Cancer-associated Fibroblasts induce epithelial-mesenchymal transition via the Transglutaminase 2-dependent IL-6/IL6R/STAT3 axis in Hepatocellular Carcinoma

• Published in: International journal of biological sciences Vol. 16; no. 14; pp. 2542 - 2558
• Main Authors: Jia, Changchang, Wang, Guoying, Wang, Tiantian, Fu, Binsheng, Zhang, Yincai, Huang, Lei, Deng, Yinan, Chen, Guanzhong, Wu, Xiaocai, Chen, Jianning, Pan, Yuhang, Tai, Yan, Liang, Jinliang, Li, Xuejiao, Hu, Kunhua, Xie, Bo, Li, Sujun, Yang, Yang, Chen, Guihua, Zhang, Qi, Liu, Wei
• Format: Journal Article
• Language: English
• Published: Australia Ivyspring International Publisher Pty Ltd 01.01.2020; Ivyspring International Publisher
• Subjects: Binding sites; Cancer; Cell culture; Cell proliferation; Cell survival; Cirrhosis; Cytokines; Fibroblasts; Growth factors; Hepatocellular carcinoma; Infections; Interleukin 6; Interleukin 6 receptors; Liver cancer; Liver cirrhosis; Medical prognosis; Mesenchyme; Metastases; Metastasis; Morphology; Phenotypes; Proteomics; Research Paper; Stat3 protein; Survival; Transcription; Transglutaminase 2; Wound healing; HCC; CAFs; EMT; TG2; IL-6/IL6R/STAT3 axis
• ISSN: 1449-2288; 1449-2288
• DOI: 10.7150/ijbs.45446

Cancer-associated fibroblasts (CAFs) play crucial roles in enhancing cell survival, proliferation, invasion, and metastasis. We previously showed that hepatocellular carcinoma-derived CAFs (H-CAFs) promoted proliferation of hepatocellular carcinoma (HCC) cells. This study aimed to further explore the role of CAFs in HCC epithelial-mesenchymal transition (EMT) and the underlying mechanism.
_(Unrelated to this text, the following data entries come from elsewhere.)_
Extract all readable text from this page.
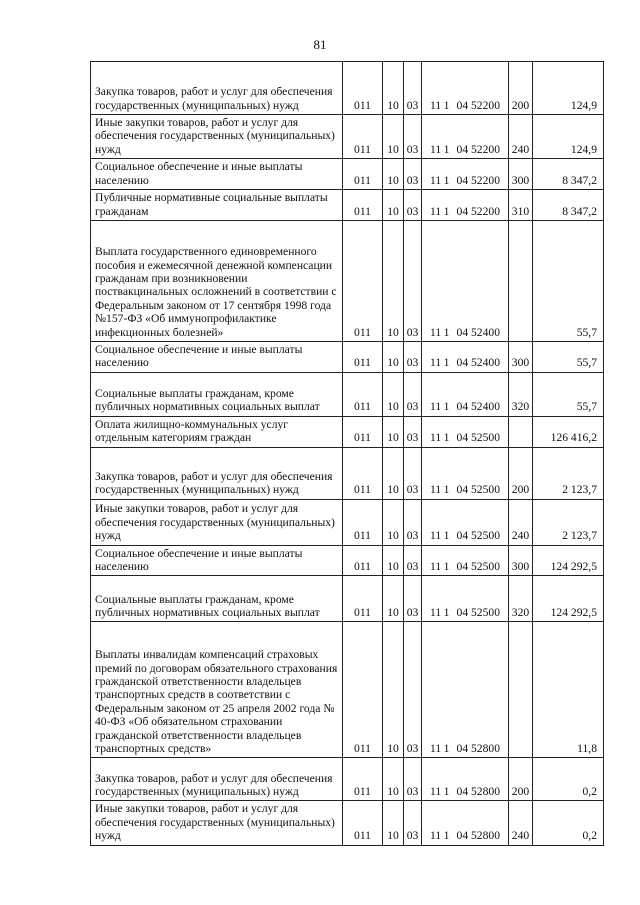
81
Закупка товаров, работ и услуг для обеспечения государственных (муниципальных) нужд	011	10	03	11 1 04 52200	200	124,9
Иные закупки товаров, работ и услуг для обеспечения государственных (муниципальных) нужд	011	10	03	11 1 04 52200	240	124,9
Социальное обеспечение и иные выплаты населению	011	10	03	11 1 04 52200	300	8 347,2
Публичные нормативные социальные выплаты гражданам	011	10	03	11 1 04 52200	310	8 347,2
Выплата государственного единовременного пособия и ежемесячной денежной компенсации гражданам при возникновении поствакцинальных осложнений в соответствии с Федеральным законом от 17 сентября 1998 года №157-ФЗ «Об иммунопрофилактике инфекционных болезней»	011	10	03	11 1 04 52400		55,7
Социальное обеспечение и иные выплаты населению	011	10	03	11 1 04 52400	300	55,7
Социальные выплаты гражданам, кроме публичных нормативных социальных выплат	011	10	03	11 1 04 52400	320	55,7
Оплата жилищно-коммунальных услуг отдельным категориям граждан	011	10	03	11 1 04 52500		126 416,2
Закупка товаров, работ и услуг для обеспечения государственных (муниципальных) нужд	011	10	03	11 1 04 52500	200	2 123,7
Иные закупки товаров, работ и услуг для обеспечения государственных (муниципальных) нужд	011	10	03	11 1 04 52500	240	2 123,7
Социальное обеспечение и иные выплаты населению	011	10	03	11 1 04 52500	300	124 292,5
Социальные выплаты гражданам, кроме публичных нормативных социальных выплат	011	10	03	11 1 04 52500	320	124 292,5
Выплаты инвалидам компенсаций страховых премий по договорам обязательного страхования гражданской ответственности владельцев транспортных средств в соответствии с Федеральным законом от 25 апреля 2002 года № 40-ФЗ «Об обязательном страховании гражданской ответственности владельцев транспортных средств»	011	10	03	11 1 04 52800		11,8
Закупка товаров, работ и услуг для обеспечения государственных (муниципальных) нужд	011	10	03	11 1 04 52800	200	0,2
Иные закупки товаров, работ и услуг для обеспечения государственных (муниципальных) нужд	011	10	03	11 1 04 52800	240	0,2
High CAF density was significantly associated with liver cirrhosis, inferior clinicopathologic characteristics, elevated EMT-associated markers, and poorer survival in human HCC. Within HCC cells, EMT was induced after co-culture with H-CAFs. Secretomic analysis showed that IL-6 and HGF were the key EMT-stimulating cytokines secreted by H-CAFs. Proteomic analysis revealed that TG2 was significantly upregulated in HCC cells with EMT phenotypes. Overexpression of TG2 promoted EMT of HCC cells, and knockdown of TG2 remarkably attenuated the H-CAF-induced EMT. Furthermore, during EMT, TG2 expression was enhanced after HCC cells were stimulated by IL-6, but not HGF. Inhibition of the IL-6/STAT3 signaling decreased TG2 expression. The principal TG2 transcription control element and a potential STAT3 binding site were identified using promoter analysis. Hence, H-CAFs facilitates HCC cells EMT mediated by IL-6, which in turn activates IL-6/IL6R/STAT3 axis to promote TG2 expression.